Agência Estado

Taxa de equilíbrio no câmbio é R$ 2,10, diz secretário

Qui, 05 Nov, 01h58

A taxa de câmbio está em um nível que tende a prejudicar o crescimento econômico no médio prazo, disse o secretário de Política Econômica do Ministério da Fazenda, Nelson Barbosa. Ao falar a investidores e empresários em Nova York, ele acrescentou que há possibilidade de adoção de mais medidas para reduzir a valorização do real e reconheceu que o Imposto sobre Operações Financeiras (IOF) também está ajudando na arrecadação.

Segundo estimativa do secretário, a taxa de câmbio de equilíbrio (aquela que não estimula nem prejudica o crescimento da economia) estaria atualmente em torno de R$ 2,10 a R$ 2,12 por dólar. "Essa seria uma taxa neutra em relação ao PIB", afirmou a repórteres depois da palestra em evento organizado pela Câmara de Comércio Brasil-EUA. No nível corrente, o real está mais prejudicando do que ajudando o crescimento, argumentou.

Barbosa disse que o governo "está satisfeito" com os efeitos da adoção do IOF para a entrada de capital estrangeiro nas aplicações em renda fixa e variável no Brasil, já que reduziu a pressão sobre o real.
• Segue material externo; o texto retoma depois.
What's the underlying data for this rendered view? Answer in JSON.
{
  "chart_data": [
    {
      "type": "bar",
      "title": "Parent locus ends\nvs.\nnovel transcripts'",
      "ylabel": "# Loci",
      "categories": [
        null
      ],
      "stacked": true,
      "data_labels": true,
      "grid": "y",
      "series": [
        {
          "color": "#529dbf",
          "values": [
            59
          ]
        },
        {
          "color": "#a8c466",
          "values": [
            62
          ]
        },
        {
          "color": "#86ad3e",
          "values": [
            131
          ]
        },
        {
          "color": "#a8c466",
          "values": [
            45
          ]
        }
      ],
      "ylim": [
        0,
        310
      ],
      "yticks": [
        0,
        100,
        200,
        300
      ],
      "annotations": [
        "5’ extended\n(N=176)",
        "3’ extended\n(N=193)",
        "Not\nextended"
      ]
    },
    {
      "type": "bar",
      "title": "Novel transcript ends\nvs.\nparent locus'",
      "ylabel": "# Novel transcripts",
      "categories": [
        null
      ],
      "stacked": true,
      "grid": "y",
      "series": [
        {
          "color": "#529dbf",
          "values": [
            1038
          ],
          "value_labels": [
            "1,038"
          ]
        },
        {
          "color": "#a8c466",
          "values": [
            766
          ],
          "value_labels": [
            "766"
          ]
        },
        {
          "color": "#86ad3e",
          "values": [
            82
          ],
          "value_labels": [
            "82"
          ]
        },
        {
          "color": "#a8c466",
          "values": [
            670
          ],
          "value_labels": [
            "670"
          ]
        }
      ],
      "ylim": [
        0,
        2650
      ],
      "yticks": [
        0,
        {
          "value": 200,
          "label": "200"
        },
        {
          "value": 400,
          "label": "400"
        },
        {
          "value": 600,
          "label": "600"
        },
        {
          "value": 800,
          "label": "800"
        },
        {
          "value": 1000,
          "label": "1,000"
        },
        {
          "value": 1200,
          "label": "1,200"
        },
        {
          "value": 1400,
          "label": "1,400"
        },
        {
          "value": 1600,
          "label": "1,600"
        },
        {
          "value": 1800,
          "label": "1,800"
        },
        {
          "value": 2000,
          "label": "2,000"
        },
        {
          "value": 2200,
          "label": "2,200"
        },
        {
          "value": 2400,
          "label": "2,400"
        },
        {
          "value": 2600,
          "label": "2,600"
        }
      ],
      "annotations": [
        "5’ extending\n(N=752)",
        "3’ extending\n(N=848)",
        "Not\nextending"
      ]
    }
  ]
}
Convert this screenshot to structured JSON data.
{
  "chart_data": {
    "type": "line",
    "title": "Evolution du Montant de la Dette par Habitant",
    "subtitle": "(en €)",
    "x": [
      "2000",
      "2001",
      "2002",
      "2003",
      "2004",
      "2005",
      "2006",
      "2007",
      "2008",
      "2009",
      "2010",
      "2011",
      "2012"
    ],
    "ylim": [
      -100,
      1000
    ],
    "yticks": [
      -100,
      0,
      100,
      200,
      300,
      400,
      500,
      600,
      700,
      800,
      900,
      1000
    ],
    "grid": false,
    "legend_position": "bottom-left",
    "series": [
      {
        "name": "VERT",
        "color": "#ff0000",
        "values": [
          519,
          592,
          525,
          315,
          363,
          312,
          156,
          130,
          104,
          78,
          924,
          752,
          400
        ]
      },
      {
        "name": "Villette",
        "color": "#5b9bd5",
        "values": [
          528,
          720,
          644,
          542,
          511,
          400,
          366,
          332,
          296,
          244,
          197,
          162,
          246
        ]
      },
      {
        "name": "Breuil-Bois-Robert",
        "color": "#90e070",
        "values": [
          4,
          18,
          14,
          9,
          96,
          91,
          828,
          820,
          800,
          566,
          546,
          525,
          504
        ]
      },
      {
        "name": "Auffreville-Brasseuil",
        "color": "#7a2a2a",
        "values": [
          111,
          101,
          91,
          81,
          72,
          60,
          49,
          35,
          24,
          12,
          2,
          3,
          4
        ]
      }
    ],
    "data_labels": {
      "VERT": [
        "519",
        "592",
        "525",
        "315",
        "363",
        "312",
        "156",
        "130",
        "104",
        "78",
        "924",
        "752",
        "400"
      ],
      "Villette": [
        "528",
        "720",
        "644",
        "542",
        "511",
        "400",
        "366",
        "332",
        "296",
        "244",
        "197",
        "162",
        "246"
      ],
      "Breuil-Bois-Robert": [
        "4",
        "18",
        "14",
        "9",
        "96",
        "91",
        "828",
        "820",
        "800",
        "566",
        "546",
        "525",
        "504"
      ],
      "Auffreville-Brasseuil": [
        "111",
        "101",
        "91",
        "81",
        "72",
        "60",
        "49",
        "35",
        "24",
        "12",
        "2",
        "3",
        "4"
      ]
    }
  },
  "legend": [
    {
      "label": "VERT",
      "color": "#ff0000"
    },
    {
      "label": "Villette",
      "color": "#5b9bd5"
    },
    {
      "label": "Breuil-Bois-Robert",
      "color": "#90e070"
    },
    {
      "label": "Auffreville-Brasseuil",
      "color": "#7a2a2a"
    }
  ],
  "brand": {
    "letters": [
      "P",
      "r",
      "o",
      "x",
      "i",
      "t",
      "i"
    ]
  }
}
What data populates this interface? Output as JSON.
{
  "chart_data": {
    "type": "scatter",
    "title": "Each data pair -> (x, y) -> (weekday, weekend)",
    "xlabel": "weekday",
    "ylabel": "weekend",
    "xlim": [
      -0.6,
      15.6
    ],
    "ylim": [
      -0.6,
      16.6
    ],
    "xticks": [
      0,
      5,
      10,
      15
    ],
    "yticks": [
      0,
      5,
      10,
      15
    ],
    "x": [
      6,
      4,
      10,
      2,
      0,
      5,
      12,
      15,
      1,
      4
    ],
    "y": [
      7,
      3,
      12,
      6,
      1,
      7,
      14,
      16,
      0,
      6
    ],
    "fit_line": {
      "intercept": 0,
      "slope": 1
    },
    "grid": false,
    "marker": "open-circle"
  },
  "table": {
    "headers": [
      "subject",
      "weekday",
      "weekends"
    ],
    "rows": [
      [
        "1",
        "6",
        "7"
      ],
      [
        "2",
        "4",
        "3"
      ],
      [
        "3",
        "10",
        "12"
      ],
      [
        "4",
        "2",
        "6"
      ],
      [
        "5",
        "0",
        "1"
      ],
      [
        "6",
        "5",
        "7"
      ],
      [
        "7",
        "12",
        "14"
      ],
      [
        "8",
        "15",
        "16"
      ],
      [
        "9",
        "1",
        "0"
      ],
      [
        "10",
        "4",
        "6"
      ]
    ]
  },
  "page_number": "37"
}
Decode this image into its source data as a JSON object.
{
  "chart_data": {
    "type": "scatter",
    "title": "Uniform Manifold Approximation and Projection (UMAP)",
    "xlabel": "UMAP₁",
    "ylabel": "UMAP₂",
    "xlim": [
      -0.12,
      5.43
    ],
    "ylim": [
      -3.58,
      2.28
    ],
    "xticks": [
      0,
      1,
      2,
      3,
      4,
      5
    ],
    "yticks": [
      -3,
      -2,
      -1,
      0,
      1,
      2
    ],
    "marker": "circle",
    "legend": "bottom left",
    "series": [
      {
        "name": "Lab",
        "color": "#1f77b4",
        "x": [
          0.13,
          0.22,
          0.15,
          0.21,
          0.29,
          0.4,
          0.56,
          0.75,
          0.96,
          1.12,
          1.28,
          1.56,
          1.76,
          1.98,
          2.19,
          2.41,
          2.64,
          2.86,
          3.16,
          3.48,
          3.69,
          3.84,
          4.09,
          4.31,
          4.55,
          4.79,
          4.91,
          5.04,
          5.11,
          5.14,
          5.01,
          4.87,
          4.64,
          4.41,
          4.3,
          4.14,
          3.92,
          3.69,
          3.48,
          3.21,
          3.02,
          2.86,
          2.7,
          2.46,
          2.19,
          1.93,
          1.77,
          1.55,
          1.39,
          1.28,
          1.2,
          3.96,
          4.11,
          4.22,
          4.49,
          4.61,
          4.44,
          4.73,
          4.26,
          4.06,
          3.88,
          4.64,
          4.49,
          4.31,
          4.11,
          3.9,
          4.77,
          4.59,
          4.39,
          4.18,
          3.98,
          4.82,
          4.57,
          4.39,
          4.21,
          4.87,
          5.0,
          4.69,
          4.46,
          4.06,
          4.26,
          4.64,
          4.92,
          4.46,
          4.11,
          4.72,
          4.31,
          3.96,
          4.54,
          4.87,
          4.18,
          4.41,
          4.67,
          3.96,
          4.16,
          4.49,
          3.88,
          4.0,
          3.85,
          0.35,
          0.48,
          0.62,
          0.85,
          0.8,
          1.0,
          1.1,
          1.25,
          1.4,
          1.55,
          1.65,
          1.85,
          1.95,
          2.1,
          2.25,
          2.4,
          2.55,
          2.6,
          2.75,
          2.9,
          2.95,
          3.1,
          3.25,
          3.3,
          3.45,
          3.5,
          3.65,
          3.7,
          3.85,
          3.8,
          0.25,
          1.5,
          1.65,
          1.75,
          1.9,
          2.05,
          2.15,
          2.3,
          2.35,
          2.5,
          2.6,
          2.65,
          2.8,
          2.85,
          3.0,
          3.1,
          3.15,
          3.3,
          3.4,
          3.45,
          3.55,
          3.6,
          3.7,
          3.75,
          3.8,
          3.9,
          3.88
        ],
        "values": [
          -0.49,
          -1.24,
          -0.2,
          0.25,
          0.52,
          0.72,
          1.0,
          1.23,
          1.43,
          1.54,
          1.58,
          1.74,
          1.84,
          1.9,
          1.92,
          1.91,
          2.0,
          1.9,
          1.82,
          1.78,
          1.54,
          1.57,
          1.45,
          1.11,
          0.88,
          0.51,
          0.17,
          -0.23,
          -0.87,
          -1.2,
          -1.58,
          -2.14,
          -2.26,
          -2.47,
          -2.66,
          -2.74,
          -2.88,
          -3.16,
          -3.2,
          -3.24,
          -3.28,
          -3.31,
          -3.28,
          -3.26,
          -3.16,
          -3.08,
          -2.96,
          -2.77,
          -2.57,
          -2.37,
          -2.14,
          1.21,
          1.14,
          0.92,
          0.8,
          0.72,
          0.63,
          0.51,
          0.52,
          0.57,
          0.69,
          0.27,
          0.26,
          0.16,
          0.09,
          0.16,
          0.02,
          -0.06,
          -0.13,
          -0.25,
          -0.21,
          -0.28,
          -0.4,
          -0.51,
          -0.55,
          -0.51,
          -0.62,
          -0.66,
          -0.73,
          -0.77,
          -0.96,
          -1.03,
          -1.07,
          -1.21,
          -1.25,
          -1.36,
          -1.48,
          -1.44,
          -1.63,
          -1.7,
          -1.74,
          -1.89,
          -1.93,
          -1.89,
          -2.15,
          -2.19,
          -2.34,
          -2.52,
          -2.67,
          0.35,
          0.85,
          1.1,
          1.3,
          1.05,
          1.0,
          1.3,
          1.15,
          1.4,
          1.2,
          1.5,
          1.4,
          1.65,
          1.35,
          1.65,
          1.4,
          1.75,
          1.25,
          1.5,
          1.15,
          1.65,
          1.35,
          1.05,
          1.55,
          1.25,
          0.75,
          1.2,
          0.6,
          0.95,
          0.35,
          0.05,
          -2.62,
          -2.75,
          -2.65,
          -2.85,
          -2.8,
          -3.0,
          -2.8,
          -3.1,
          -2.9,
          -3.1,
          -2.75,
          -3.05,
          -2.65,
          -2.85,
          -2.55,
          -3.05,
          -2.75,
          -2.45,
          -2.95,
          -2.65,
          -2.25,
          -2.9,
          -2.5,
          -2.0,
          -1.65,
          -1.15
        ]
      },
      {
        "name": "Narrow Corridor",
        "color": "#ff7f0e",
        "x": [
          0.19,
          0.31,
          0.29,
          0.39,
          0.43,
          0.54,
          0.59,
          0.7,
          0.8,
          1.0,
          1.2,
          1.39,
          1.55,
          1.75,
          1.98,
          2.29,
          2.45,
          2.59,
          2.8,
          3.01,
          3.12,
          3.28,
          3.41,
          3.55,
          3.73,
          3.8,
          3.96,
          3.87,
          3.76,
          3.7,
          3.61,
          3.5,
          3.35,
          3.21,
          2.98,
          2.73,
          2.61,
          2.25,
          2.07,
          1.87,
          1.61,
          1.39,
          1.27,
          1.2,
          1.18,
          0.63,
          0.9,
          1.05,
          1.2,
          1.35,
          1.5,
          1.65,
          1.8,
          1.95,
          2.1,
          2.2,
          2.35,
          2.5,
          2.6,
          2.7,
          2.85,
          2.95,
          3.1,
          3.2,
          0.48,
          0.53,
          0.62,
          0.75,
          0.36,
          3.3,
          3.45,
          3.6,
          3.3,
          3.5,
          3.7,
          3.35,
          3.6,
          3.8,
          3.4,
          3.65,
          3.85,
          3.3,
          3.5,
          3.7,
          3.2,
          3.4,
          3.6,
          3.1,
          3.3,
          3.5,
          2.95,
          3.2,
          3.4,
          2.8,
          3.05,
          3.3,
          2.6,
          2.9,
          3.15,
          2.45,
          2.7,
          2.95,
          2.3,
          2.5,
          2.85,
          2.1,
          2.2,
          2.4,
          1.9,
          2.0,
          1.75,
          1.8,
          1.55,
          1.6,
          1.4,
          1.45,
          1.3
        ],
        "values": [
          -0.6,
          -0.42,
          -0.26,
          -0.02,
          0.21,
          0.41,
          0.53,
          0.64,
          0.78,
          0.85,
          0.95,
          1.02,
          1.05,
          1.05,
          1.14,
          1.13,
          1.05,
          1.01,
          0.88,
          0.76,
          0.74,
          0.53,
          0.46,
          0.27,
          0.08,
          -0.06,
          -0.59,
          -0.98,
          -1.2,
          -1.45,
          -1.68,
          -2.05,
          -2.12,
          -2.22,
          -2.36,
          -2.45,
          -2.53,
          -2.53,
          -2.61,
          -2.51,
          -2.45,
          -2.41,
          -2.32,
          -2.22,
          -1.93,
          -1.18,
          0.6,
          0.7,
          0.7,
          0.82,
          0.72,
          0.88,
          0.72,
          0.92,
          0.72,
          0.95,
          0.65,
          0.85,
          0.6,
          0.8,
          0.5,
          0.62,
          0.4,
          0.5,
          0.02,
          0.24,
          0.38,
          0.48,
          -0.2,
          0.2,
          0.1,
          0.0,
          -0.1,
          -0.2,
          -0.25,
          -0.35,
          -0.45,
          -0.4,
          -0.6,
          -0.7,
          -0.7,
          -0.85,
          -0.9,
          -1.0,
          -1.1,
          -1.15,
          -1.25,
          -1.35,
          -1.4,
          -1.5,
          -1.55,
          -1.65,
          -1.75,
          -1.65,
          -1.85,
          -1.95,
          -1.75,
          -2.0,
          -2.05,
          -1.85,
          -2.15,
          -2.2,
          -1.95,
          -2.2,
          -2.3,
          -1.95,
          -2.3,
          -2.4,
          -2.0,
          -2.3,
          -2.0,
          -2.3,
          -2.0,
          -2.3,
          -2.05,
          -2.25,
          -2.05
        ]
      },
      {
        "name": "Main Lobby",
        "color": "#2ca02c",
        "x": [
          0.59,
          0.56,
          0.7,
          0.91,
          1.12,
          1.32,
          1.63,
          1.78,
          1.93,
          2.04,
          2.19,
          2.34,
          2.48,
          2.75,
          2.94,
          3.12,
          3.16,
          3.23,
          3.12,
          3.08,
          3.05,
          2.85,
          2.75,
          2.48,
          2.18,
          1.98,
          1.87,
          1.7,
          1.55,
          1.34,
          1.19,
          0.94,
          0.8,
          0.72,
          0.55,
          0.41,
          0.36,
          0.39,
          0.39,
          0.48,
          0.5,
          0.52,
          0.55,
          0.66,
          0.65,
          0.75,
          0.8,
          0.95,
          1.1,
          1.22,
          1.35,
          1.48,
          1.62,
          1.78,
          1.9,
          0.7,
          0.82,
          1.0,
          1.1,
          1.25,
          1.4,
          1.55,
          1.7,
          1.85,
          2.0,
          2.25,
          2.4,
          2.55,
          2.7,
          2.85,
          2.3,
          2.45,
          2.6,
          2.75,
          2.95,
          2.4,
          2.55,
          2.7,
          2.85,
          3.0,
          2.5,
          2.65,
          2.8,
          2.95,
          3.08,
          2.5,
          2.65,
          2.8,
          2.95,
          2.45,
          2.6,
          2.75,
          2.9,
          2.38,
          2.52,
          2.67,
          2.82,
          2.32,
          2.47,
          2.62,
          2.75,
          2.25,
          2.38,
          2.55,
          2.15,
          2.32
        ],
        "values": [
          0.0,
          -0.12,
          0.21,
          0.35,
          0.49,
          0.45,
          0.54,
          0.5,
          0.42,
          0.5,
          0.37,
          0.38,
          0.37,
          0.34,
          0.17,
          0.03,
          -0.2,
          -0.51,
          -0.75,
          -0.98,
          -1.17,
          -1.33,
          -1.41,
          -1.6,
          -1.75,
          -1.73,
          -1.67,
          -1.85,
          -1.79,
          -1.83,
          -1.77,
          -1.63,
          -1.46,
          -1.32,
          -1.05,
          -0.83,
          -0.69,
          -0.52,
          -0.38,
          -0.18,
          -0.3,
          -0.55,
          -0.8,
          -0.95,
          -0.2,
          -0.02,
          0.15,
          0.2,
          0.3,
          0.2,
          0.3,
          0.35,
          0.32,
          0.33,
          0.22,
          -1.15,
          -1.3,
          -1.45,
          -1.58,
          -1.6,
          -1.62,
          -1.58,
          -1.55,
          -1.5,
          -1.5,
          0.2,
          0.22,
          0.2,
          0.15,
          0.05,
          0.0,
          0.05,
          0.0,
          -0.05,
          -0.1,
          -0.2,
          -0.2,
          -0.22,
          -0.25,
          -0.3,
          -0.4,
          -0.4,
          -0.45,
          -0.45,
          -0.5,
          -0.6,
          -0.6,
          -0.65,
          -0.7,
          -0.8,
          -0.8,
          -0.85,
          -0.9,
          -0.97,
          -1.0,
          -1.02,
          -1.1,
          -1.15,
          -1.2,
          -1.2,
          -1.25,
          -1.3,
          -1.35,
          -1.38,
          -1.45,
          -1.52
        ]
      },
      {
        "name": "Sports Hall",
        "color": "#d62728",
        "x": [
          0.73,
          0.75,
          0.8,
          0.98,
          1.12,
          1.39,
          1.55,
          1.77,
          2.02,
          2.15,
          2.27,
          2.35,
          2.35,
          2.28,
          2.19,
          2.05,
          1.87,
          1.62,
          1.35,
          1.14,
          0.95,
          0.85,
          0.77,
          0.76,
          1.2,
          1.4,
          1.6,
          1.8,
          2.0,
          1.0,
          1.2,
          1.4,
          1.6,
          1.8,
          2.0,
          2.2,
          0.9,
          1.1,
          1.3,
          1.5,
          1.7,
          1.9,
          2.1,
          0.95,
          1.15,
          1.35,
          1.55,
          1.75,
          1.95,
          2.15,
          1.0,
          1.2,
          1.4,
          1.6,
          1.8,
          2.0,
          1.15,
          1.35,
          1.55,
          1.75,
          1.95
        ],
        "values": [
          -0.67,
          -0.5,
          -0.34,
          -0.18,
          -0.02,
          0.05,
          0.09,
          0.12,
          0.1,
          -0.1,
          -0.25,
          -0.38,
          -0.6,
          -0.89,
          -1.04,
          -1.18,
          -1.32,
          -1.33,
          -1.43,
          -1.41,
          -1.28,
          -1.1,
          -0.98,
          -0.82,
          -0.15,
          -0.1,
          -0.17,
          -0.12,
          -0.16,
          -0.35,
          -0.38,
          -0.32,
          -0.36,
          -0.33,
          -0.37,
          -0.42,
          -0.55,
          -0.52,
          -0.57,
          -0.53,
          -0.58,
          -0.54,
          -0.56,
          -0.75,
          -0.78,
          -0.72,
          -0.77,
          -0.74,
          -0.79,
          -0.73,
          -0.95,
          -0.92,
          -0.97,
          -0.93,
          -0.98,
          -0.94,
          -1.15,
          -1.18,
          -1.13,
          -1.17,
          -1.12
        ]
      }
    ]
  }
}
Ele, no entanto, avisou que outras medidas relacionadas ao câmbio podem ser adotadas. Barbosa reiterou, porém, que o "câmbio é flutuante" e nenhuma medida teria o objetivo de torná-lo fixo.

De acordo com o secretário da Fazenda, "o IOF será mantido". "Se a moeda se valorizar, significa que valorizou menos do que ocorreria sem o imposto", afirmou. Barbosa ainda reconheceu que o IOF também está colaborando para elevar a arrecadação. Aos jornalistas, Barbosa explicou que a arrecadação gerada pelo IOF deve auxiliar no front fiscal para que "sejam mantidos estímulos já implementados", mas procurou destacar que este foi um "efeito colateral" do tributo, uma vez que o propósito era conter a valorização da moeda.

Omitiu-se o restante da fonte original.